Federation of Drug & Alcohol Practitioners
Substance Misuse Management in General Practice (SMMGP)

FDAP Qualifications: Drug & Alcohol Professional Certification

Frequently Asked Questions

This section outlines answers to a number of frequently asked questions about our Drug & Alcohol Professional Certification scheme. If you would like further clarification on these, or any others issues, please contact us.

What is the purpose of FDAP's Drug & Alcohol Professional Certification?

Our Drug & Alcohol Professional Certification, under which workers can be either Registered or Accredited as a Drug and Alcohol Professional, is intended to provide practitioners with a way to have their competence and professionalism recognised throughout the field - and is widely seen as such by employers and commissioners (see overview page for some of the endorsements and messages of support for the scheme).

What's the difference between Registration and Accreditation?

Registration does not require any formal qualifications. You can be Registered as a Drug and Alcohol Professional on the basis of a workplace assessment alone. Registration provides a first step towards the demonstration of workplace competence.

To be Accredited as a Drug and Alcohol Professional you will need to have your competence backed-up by competence-assessed qualifications. Accreditation provides externally-validated evidence of workplace competence.

How does Certification link with FDAP's NCAC Counsellor Accreditation

Counselling is a specialist profession and FDAP's view is that anyone wishing to work as a counsellor needs to be accredited as a counsellor by a reputable accrediting body.
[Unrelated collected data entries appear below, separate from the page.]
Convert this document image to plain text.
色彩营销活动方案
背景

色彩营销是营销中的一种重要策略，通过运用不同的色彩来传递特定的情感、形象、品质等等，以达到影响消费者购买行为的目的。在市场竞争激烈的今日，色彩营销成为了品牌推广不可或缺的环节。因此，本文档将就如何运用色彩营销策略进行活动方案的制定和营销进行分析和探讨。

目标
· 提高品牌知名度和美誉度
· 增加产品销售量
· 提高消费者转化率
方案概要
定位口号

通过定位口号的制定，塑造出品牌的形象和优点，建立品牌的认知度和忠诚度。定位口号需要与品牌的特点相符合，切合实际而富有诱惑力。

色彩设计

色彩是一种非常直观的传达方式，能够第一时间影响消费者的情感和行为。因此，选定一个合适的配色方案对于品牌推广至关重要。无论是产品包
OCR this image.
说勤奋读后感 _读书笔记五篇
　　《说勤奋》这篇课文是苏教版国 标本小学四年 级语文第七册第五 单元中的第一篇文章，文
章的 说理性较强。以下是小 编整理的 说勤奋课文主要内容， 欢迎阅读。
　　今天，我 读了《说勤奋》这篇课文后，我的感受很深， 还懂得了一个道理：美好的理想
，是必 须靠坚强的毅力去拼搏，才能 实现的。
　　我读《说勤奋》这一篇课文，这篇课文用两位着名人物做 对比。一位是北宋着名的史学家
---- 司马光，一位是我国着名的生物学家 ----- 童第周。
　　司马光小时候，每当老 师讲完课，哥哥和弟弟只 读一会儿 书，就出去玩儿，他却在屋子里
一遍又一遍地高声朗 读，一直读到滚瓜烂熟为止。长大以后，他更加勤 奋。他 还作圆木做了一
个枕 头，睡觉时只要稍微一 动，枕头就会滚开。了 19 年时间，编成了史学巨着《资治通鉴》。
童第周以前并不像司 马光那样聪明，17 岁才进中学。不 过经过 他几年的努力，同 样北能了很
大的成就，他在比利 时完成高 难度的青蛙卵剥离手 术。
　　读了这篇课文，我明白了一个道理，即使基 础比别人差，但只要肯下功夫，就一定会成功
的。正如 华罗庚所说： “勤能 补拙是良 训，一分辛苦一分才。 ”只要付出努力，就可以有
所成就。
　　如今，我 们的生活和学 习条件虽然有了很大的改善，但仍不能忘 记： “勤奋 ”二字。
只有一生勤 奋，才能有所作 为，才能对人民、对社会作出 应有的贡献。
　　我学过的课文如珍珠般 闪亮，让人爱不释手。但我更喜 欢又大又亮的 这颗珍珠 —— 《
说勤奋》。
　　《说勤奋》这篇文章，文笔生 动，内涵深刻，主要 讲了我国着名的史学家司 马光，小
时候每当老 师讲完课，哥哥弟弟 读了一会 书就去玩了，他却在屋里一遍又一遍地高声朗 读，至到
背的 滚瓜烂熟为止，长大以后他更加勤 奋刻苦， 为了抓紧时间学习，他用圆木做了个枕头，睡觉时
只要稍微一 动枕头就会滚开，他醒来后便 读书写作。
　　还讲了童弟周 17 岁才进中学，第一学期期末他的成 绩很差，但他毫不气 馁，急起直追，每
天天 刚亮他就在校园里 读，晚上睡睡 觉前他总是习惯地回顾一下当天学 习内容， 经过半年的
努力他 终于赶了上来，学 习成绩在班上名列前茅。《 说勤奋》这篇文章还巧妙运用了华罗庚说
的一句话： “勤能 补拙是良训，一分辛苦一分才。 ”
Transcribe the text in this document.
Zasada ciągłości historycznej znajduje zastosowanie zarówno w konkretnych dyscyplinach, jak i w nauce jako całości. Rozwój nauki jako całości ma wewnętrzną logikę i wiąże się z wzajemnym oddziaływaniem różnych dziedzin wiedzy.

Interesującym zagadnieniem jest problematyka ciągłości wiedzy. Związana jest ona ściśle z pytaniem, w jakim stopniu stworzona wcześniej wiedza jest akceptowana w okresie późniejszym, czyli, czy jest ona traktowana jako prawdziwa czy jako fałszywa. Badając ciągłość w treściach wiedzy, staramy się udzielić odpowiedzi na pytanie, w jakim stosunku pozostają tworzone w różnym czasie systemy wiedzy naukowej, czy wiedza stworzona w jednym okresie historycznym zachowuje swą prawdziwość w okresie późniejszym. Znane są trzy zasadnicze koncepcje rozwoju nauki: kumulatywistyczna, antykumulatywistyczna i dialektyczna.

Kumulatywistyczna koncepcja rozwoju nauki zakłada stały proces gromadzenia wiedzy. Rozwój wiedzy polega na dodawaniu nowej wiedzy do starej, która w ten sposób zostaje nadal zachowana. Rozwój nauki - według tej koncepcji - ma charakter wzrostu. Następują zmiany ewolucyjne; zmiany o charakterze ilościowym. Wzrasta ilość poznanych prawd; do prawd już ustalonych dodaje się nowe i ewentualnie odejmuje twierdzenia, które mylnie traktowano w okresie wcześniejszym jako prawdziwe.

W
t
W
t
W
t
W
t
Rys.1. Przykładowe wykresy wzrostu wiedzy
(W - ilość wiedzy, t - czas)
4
Our NCAC Counsellor Accreditation is designed to provide a similar level of professional accreditation to that offered by the British Assocation for Counselling and Psychotherapy (BACP) while taking account of the particular specialism of counsellors working in the substance use field.

Counsellors with FDAP's NCAC Accreditation are also eligible for Accreditation as a Drug & Alcohol Professional with an additional cost of 25 and no need for further qualifications.

How does the scheme work for people with Health & Social Care Professional Qualifications

Being qualified to practise in a regulated health or social care profession is 'recognised' as evidence towards Accreditation as a Drug & Alcohol Professional.

Health and Social Care Professionals who hold any qualification in the substance misuse field would generally be eligible for Accreditation as a Drug & Alcohol Professional, without the need for further qualifications, provided their competence was confirmed by a 'workplace assessment'.

How detailed does my 'workplace assessment' need to be?

Applicants do not need to produce a detailed portfolio of evidence to back up a workplace assessment of competence. We need your line manager / supervisor to assess your competence, to confirm that you are competent, and to outline the type of evidence on which their assessment is based (such as direct observation of your practice, supervision sessions, or information from appropriate third parties). We do not need them to provide us with the actual evidence on which they have based their appraisal.

See under Workplace assessment for more information.

What if I don't have the opportunity to demonstrate competence in a particular unit in my current job?

Because the requirements for different jobs vary, some people may not have the chance to demonstrate their competence in a given unit within their current position. As noted above, however, your line manager / supervisor may base their assessment of your competence in a particular unit on information from another position - such as a previous job or a temporary placement in another role.

What qualifications are 'recognised' as evidence of competence for the purposes of Accreditation?

Only qualifications which include a formal assessment of workplace competence covering all elements of a given NOS unit can be taken to provide evidence of competence in that unit. And to be accepted as evidence in support of an application for Accreditation, a qualification must have been 'recognised' as such by our Professional Certification Advisory Panel (PCAP).

For details of the qualifications recognised by the PCAP in relation to each unit, see under Criteria & evidence.

What do I do if I have a qualification which is not 'recognised' as evidence of competence?

Only qualifications which have been 'recognised' by our Professional Certification Advisory Panel (PCAP) will be accepted as evidence of competence in support of an application for Certification.

If you have a qualification which you believe should be 'recognised', you should first apply for Registered status and then submit details for the PCAP to review. If your submission for review is accepted by the PCAP and you then meet the requirements for Accredited status, your Certification will be upgraded accordingly.